As attractive as this gambit is — it would lure retirees considering places to settle for their final years and perhaps persuade Maine snowbirds to spend more time here — it will come at a cost, draining as little as $11 million and as much as $93 million annually from state revenues. Unless the governor has a plan to cut that much in spending or to raise that much in new revenue, the pension income-tax break is just another pipe dream.
During the campaign, Mr. LePage asserted confidently that he would lower the top state income tax rate to 5 percent by cutting spending. The budget passed in the spring succeeded in lowering the top rate from 8 percent to just 7.95 percent. Lowering rates is easier said than done.
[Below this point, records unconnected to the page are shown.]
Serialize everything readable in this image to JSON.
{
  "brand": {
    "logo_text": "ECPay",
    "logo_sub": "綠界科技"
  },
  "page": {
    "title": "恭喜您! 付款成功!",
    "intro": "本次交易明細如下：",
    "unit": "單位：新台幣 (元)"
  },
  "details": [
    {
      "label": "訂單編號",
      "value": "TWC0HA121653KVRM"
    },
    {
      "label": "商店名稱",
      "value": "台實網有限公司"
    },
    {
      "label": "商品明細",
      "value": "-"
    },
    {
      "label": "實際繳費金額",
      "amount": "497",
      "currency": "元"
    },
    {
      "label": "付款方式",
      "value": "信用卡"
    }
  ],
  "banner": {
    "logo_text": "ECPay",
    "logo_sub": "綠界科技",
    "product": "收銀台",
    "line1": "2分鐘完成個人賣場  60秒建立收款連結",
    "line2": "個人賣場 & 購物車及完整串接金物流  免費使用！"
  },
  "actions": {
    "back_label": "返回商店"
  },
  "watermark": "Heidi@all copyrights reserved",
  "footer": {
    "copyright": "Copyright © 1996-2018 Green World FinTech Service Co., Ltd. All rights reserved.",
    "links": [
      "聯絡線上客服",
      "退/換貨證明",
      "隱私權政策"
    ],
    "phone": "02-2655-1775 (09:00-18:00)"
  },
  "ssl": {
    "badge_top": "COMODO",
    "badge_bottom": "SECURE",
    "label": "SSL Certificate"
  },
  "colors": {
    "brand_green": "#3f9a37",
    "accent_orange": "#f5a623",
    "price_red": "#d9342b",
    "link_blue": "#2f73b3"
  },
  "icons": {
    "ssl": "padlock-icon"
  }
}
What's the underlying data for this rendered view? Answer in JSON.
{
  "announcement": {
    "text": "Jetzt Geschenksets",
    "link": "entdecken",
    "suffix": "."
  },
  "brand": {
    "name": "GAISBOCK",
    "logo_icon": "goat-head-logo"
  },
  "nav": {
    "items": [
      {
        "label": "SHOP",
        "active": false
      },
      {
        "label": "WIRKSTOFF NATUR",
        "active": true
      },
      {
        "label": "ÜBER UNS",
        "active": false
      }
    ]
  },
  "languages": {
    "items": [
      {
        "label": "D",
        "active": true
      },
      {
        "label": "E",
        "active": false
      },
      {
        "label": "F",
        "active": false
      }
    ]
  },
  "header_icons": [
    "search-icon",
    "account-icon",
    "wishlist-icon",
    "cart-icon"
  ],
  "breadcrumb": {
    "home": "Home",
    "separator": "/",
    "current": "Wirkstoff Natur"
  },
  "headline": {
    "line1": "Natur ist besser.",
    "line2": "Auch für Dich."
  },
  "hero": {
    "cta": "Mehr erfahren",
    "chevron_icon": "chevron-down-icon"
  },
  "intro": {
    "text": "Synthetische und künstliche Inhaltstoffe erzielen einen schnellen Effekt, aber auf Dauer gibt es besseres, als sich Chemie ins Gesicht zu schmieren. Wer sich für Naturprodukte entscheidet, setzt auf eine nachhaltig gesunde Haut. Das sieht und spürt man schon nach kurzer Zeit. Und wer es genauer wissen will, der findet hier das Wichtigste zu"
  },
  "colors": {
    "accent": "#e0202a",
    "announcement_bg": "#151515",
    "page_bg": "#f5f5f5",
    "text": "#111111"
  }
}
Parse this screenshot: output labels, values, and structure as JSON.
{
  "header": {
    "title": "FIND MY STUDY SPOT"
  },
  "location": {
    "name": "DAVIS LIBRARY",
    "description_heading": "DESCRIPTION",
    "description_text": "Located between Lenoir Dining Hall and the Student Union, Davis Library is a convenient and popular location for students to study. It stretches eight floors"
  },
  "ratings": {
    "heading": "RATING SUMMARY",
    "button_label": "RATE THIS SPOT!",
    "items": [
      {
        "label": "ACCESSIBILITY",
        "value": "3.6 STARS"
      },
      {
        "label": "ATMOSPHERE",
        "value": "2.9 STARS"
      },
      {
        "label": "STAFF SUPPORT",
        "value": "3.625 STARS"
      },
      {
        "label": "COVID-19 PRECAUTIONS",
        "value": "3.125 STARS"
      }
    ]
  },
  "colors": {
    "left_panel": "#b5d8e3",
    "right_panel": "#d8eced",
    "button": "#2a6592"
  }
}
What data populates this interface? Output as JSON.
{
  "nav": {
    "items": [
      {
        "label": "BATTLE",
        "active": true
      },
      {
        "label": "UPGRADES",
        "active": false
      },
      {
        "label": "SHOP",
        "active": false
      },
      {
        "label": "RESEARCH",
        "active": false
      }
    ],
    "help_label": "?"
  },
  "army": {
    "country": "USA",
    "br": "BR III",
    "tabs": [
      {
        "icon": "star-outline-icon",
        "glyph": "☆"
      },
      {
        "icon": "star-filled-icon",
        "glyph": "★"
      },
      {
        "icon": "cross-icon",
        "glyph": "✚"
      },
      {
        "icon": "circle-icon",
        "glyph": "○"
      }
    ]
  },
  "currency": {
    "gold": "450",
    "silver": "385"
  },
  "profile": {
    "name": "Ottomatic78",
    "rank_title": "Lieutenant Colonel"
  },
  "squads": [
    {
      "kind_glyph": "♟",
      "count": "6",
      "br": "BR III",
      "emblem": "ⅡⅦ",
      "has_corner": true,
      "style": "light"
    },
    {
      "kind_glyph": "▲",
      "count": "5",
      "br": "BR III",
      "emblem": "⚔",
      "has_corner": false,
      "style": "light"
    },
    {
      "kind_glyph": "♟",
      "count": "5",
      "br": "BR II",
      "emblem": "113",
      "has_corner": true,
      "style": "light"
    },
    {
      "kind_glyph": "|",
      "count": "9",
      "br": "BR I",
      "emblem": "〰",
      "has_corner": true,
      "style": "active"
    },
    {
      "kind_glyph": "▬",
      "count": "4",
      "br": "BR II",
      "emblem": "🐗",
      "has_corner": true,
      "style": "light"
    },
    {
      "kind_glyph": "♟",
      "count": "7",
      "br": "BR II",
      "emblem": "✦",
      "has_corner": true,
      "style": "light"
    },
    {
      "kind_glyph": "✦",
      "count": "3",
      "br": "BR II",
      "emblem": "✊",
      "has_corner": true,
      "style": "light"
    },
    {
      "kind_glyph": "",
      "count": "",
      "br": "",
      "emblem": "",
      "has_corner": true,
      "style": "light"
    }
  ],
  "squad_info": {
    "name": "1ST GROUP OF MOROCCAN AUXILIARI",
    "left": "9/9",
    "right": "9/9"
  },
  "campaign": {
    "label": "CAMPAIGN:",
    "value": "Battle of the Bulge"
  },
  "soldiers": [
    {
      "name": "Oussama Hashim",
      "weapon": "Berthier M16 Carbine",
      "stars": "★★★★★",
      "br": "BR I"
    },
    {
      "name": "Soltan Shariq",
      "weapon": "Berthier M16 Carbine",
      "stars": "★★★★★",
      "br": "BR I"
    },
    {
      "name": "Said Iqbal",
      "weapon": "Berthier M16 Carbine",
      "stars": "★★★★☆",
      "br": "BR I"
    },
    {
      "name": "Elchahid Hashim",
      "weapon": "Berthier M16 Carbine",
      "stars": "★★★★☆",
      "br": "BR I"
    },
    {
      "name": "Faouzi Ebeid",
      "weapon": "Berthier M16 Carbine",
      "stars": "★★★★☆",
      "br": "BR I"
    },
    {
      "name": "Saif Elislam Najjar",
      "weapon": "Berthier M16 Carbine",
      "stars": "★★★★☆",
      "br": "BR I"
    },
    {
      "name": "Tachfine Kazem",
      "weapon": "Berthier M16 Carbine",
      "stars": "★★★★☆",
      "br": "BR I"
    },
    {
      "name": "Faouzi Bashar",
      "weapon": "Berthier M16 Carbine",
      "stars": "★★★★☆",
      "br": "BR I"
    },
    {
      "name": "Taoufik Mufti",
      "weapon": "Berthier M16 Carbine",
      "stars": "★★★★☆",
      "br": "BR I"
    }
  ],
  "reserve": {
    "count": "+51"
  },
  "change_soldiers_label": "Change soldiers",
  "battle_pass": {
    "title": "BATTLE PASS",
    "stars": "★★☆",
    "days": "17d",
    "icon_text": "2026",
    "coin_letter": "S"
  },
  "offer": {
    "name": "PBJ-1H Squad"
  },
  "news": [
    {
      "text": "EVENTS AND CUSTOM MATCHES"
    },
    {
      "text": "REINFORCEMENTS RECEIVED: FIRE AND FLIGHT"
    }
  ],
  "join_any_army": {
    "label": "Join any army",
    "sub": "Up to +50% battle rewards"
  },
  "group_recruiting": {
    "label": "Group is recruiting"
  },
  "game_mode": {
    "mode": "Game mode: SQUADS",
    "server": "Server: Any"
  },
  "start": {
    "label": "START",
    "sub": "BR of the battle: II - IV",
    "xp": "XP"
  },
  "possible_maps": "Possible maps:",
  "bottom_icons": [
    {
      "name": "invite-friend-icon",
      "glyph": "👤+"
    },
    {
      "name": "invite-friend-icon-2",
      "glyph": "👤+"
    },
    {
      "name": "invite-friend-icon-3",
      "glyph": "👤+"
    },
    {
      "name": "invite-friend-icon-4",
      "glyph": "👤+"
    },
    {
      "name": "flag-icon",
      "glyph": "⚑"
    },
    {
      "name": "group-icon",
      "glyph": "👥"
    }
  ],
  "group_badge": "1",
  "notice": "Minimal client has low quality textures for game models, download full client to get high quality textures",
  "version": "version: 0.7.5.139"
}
The better way to lower tax rates is to approach it comprehensively. Every tax and fee must be on the table. And more importantly, a clear philosophy must guide decisions on changes, because every change to the tax code creates winners and losers.
On that question, there must be a robust debate. Which segment of the population should win? Those who are are more likely to invest in Maine and create jobs here? Those who are likely to stay in Maine — young, college-educated adults, perhaps — who then start businesses or swell the work force? Those who are having a hard time paying taxes?
A reformed tax system must flow from the answers to these questions. The LePage administration seems to approach this complex analysis with its own gut-level decisions — the top tier of earners should win, because of the ill-supported belief that their wealth will trickle down to others.
On purely an intuitive level, a convincing case can be made that small entrepreneurs, perhaps employing 5-10 workers, should be blessed by tax breaks. These are the businesses that can grow into the next Sea Dog restaurant chain, the next VIP auto repair group, the next Old Town Canoe.
And if the Republican-controlled Legislature and Gov. LePage are serious about comprehensive, revenue-neutral tax reform, the plan to beat is the one repealed by voters in June 2010. GOP leaders should pretend that plan fell onto their desks from some national conservative think tank, and forget that it actually was crafted by the former Democratic majority.
That plan made sense because it widened the base on which state revenue is based, thereby flattening out the roller-coaster ride of deficits and surpluses. It exported some of the tax burden to out-of-staters who visit our inns, hotels and campgrounds and patronize our restaurants. And it established a basic fairness by adding the sales tax to businesses which have skated away from it without good reason.
If the governor and Republican legislators can create a plan that better meets those standards, it should be embraced by both parties. That plan might even exempt pension income. But the Democratic plan is still the one to beat.